Dies ist jedoch kein 44-Tage-Problem, sondern eines, das sich über mindestens sechs oder sieben Jahre erstreckt, von dem Moment an, an dem das volle Ausmaß des Dopingproblems in Russland zum Vorschein kam.

Vor nicht allzu langer Zeit wurde die Theorie der kaputten Fenster unter Politikern populär. Die Idee ist einfach: Wenn Sie zulassen, dass Schäden in einer Gemeinschaft bestehen bleiben, fördert dies nur mehr Kriminalität und Unordnung. Daher sollten Probleme sofort beseitigt werden. Dies war, um es milde auszudrücken, kein Ansatz von globalen Sportführern.

An jeder Ecke haben sie hart über Russland geredet, während sie einen homöopathischen Ansatz angewendet und mögliche Strafen verwässert haben. Vielleicht war es notwendigerweise Realpolitik. Vielleicht war es die einzige Strategie, um sicherzustellen, dass unschuldige Athleten nicht zu Unrecht in die Verbrechen und Bestrafungen des Staates verwickelt wurden. Aber es hat schmerzlich schwach ausgesehen: das Äquivalent eines Elternteils, der ein Kind bestraft, das versucht, ein Haus niederzubrennen, indem es mit dem Finger wedelt und ihm sagt, dass es auf der ungezogenen Stufe stehen soll.

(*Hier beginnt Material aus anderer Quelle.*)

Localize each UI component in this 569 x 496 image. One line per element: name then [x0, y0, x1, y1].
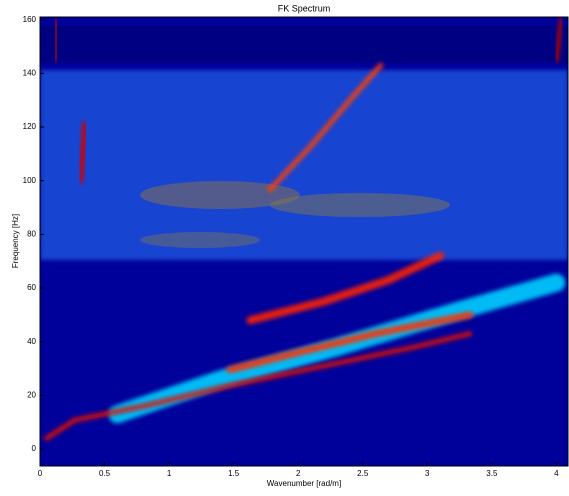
- ridge: [52, 17, 60, 63]
- x-tick-label: 3.5: [486, 469, 498, 478]
- ridge: [77, 121, 89, 184]
- x-tick-label: 3: [425, 469, 430, 478]
- y-axis-label: Frequency [Hz]: [11, 214, 20, 268]
- texture: [40, 25, 568, 260]
- x-tick-label: 0.5: [99, 469, 111, 478]
- plot-frame: [39, 16, 569, 467]
- ridge: [553, 17, 565, 63]
- x-tick-label: 1: [167, 469, 172, 478]
- ridge: [267, 62, 384, 193]
- y-tick-label: 60: [27, 283, 36, 292]
- y-tick-label: 100: [23, 176, 37, 185]
- x-tick-label: 2.5: [357, 469, 369, 478]
- ridge: [246, 251, 445, 325]
- x-tick-label: 4: [554, 469, 559, 478]
- x-axis-label: Wavenumber [rad/m]: [267, 479, 341, 488]
- y-tick-label: 140: [23, 68, 37, 77]
- y-tick-label: 20: [27, 391, 36, 400]
- y-tick-label: 120: [23, 122, 37, 131]
- ridge: [226, 311, 474, 374]
- x-tick-label: 2: [296, 469, 301, 478]
- x-tick-label: 0: [38, 469, 43, 478]
- ridge: [43, 331, 473, 441]
- y-tick-label: 40: [27, 337, 36, 346]
- chart-title: FK Spectrum: [278, 3, 331, 13]
- x-tick-label: 1.5: [228, 469, 240, 478]
- ridges: [43, 17, 566, 441]
- y-tick-label: 80: [27, 229, 36, 238]
- ridge: [108, 273, 566, 424]
- y-tick-label: 0: [32, 444, 37, 453]
- y-tick-label: 160: [23, 15, 37, 24]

Aber ohne echte Reformanreize – oder die Angst, sie könnten wirklich aus dem internationalen Sport geworfen werden – wie wird sich Russland jemals wirklich verändern?

Wenn es jedoch um den Missbrauch junger Sportler geht, geht es nicht nur um Russland, und es geht nicht nur um Doping. In den USA und Großbritannien haben wir schreckliche Geschichten über sexuellen und körperlichen Missbrauch gehört, insbesondere im Turnen, wo Mädchen schon in jungen Jahren zu Spitzensportlern trainieren müssen.

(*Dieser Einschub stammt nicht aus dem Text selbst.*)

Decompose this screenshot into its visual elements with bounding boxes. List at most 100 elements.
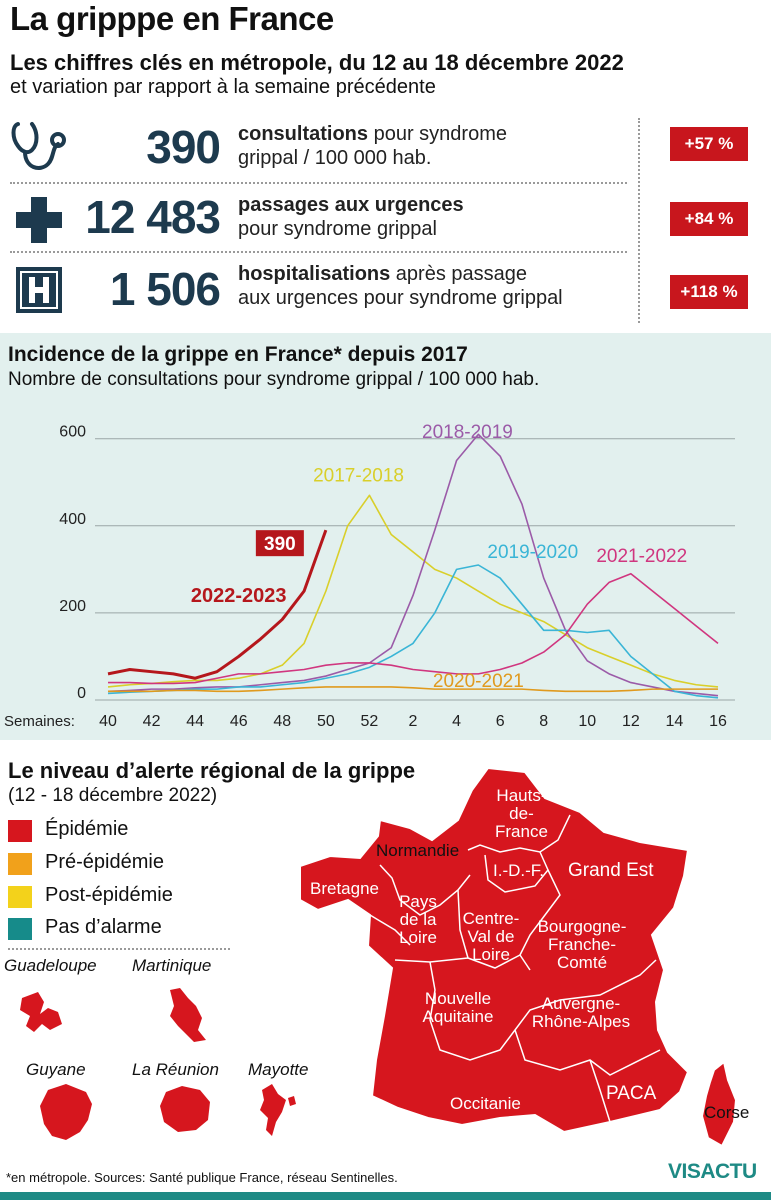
x-tick-label: 40	[99, 713, 117, 730]
region-label-nouvelle-aquitaine: Nouvelle Aquitaine	[412, 990, 504, 1026]
x-tick-label: 4	[452, 713, 461, 730]
current-value-label: 390	[264, 534, 296, 555]
region-label-line: Hauts-	[496, 786, 547, 805]
kpi-urgences-value: 12 483	[85, 191, 221, 243]
x-tick-label: 6	[496, 713, 505, 730]
region-label-centre-val-de-loire: Centre- Val de Loire	[455, 910, 527, 964]
x-tick-label: 12	[622, 713, 640, 730]
x-tick-label: 16	[709, 713, 727, 730]
region-borders	[369, 814, 661, 1123]
visactu-logo: VISACTU	[668, 1160, 757, 1183]
region-label-line: Nouvelle	[424, 989, 492, 1008]
series-label-2019-2020: 2019-2020	[487, 542, 578, 563]
region-label-normandie: Normandie	[376, 841, 460, 860]
medical-cross-icon	[16, 197, 62, 243]
region-label-line: de la	[399, 910, 437, 929]
series-label-2017-2018: 2017-2018	[313, 465, 404, 486]
guyane-shape	[40, 1084, 92, 1140]
kpi-consultations-line2: grippal / 100 000 hab.	[238, 147, 432, 169]
series-line-2022-2023	[107, 529, 328, 680]
kpi-urgences-line2: pour syndrome grippal	[238, 218, 437, 240]
kpi-separator	[10, 182, 627, 184]
region-label-idf: I.-D.-F.	[493, 861, 544, 880]
chart-panel	[0, 333, 771, 740]
kpi-consultations-rest: pour syndrome	[368, 123, 507, 145]
overseas-label-guyane: Guyane	[26, 1060, 86, 1079]
la-reunion-shape	[160, 1086, 210, 1132]
region-label-paca: PACA	[606, 1083, 657, 1104]
kpi-consultations-value: 390	[146, 121, 221, 173]
france-regions-map	[299, 766, 738, 1148]
legend-swatch	[8, 853, 32, 875]
y-tick-label: 400	[59, 511, 86, 528]
kpi-hospitalisations-bold: hospitalisations	[238, 263, 391, 285]
hospital-icon	[16, 267, 62, 313]
x-axis-prefix: Semaines:	[4, 713, 75, 730]
guadeloupe-shape	[20, 992, 62, 1032]
kpi-hospitalisations-change-badge: +118 %	[670, 275, 748, 309]
kpi-hospitalisations-rest: après passage	[390, 263, 528, 285]
x-tick-label: 2	[409, 713, 418, 730]
series-line-2019-2020	[107, 564, 719, 699]
page-title: La gripppe en France	[10, 0, 334, 37]
region-label-grand-est: Grand Est	[568, 860, 654, 881]
kpi-urgences-change-badge: +84 %	[670, 202, 748, 236]
region-label-line: Loire	[472, 945, 510, 964]
region-label-pays-de-la-loire: Pays de la Loire	[388, 893, 448, 947]
x-tick-label: 42	[143, 713, 161, 730]
kpi-hospitalisations-text: hospitalisations après passage aux urgen…	[238, 262, 563, 310]
y-tick-label: 0	[77, 685, 86, 702]
kpi-separator	[10, 251, 627, 253]
series-label-2020-2021: 2020-2021	[433, 671, 524, 692]
series-line-2020-2021	[108, 686, 718, 693]
legend-swatch	[8, 886, 32, 908]
current-value-badge	[255, 530, 304, 557]
x-tick-label: 48	[273, 713, 291, 730]
overseas-label-la-reunion: La Réunion	[132, 1060, 219, 1079]
map-title: Le niveau d’alerte régional de la grippe	[8, 758, 416, 783]
region-label-line: Aquitaine	[422, 1007, 494, 1026]
series-line-2021-2022	[108, 572, 719, 685]
martinique-shape	[170, 988, 206, 1042]
region-label-hauts-de-france: Hauts- de- France	[495, 787, 548, 841]
x-tick-label: 8	[539, 713, 548, 730]
region-label-line: Auvergne-	[541, 994, 621, 1013]
x-tick-label: 10	[578, 713, 596, 730]
overseas-label-martinique: Martinique	[132, 956, 212, 975]
region-label-line: France	[495, 822, 548, 841]
region-label-line: Val de	[467, 927, 515, 946]
legend-label: Post-épidémie	[45, 884, 173, 906]
y-tick-label: 200	[59, 598, 86, 615]
kpi-consultations-change-badge: +57 %	[670, 127, 748, 161]
x-tick-label: 44	[186, 713, 204, 730]
kpi-hospitalisations-line2: aux urgences pour syndrome grippal	[238, 287, 563, 309]
legend-label: Pas d’alarme	[45, 916, 162, 938]
kpi-consultations-bold: consultations	[238, 123, 369, 145]
region-label-line: Pays	[399, 892, 437, 911]
overseas-label-mayotte: Mayotte	[248, 1060, 309, 1079]
page-subtitle: Les chiffres clés en métropole, du 12 au…	[10, 50, 624, 75]
series-line-2018-2019	[107, 433, 719, 697]
kpi-urgences-text: passages aux urgences pour syndrome grip…	[238, 193, 464, 241]
region-label-line: Franche-	[547, 935, 617, 954]
map-subtitle: (12 - 18 décembre 2022)	[8, 785, 218, 806]
y-tick-label: 600	[59, 424, 86, 441]
kpi-consultations-text: consultations pour syndrome grippal / 10…	[238, 122, 507, 170]
region-label-line: de-	[509, 804, 534, 823]
chart-title: Incidence de la grippe en France* depuis…	[8, 343, 468, 366]
series-label-2022-2023: 2022-2023	[191, 585, 287, 607]
bottom-bar	[0, 1192, 771, 1200]
legend-swatch	[8, 820, 32, 842]
region-label-line: Bourgogne-	[537, 917, 627, 936]
region-label-line: Centre-	[462, 909, 520, 928]
region-label-line: Rhône-Alpes	[531, 1012, 631, 1031]
legend-label: Épidémie	[45, 818, 129, 840]
legend-separator	[8, 948, 230, 950]
kpi-vertical-separator	[638, 118, 640, 323]
metropolitan-france-shape	[299, 766, 690, 1134]
kpi-urgences-bold: passages aux urgences	[238, 194, 464, 216]
region-label-corse: Corse	[704, 1103, 750, 1122]
region-label-bourgogne-franche-comte: Bourgogne- Franche- Comté	[532, 918, 632, 972]
region-label-auvergne-rhone-alpes: Auvergne- Rhône-Alpes	[522, 995, 640, 1031]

Wie ein führender britischer Trainer es mir gegenüber ausdrückte, ist es für kleine Kinder allzu leicht, zu Gefäßen für Trainer, Verbände und sogar Staaten zu werden. „Doping ist ein Symptom“, fügte er hinzu. „Die Krankheit ist die frühe Spezialisierung von Kindern. Es wird nie darüber gesprochen, und die ganze Situation ist tragisch.“

Angesichts des Alters von Valieva wird sie von der Wada als geschützte Athletin eingestuft. Aber wie geschützt ist sie wirklich vor dem Druck einer Olympiade oder den Forderungen ihres Landes und ihres Trainers? Vielleicht ist es an der Zeit zu fragen, ob 13-, 14- oder 15-Jährige wirklich bei Sommer- oder Winterspielen antreten sollten.

Wie Global Athlete, eine Gewerkschaft, die Tausende von Athleten vertritt, am Montag formulierte, scheint Valievas positiver Dopingtest ein klarer Beweis für den Missbrauch eines Minderjährigen zu sein. „Der Sport sollte seine Athleten schützen und ihnen keinen Schaden zufügen“, hieß es.

Es ist schwer, dem zu widersprechen. Aber in diesem Fall sind Worte billig. Valieva ist hier nur ein Bauer. Und wenn sie am Ende geteert und verurteilt wird, während ein größerer Königszapfen der Kritik entgeht, wäre das ein Affront gegen die natürliche Gerechtigkeit.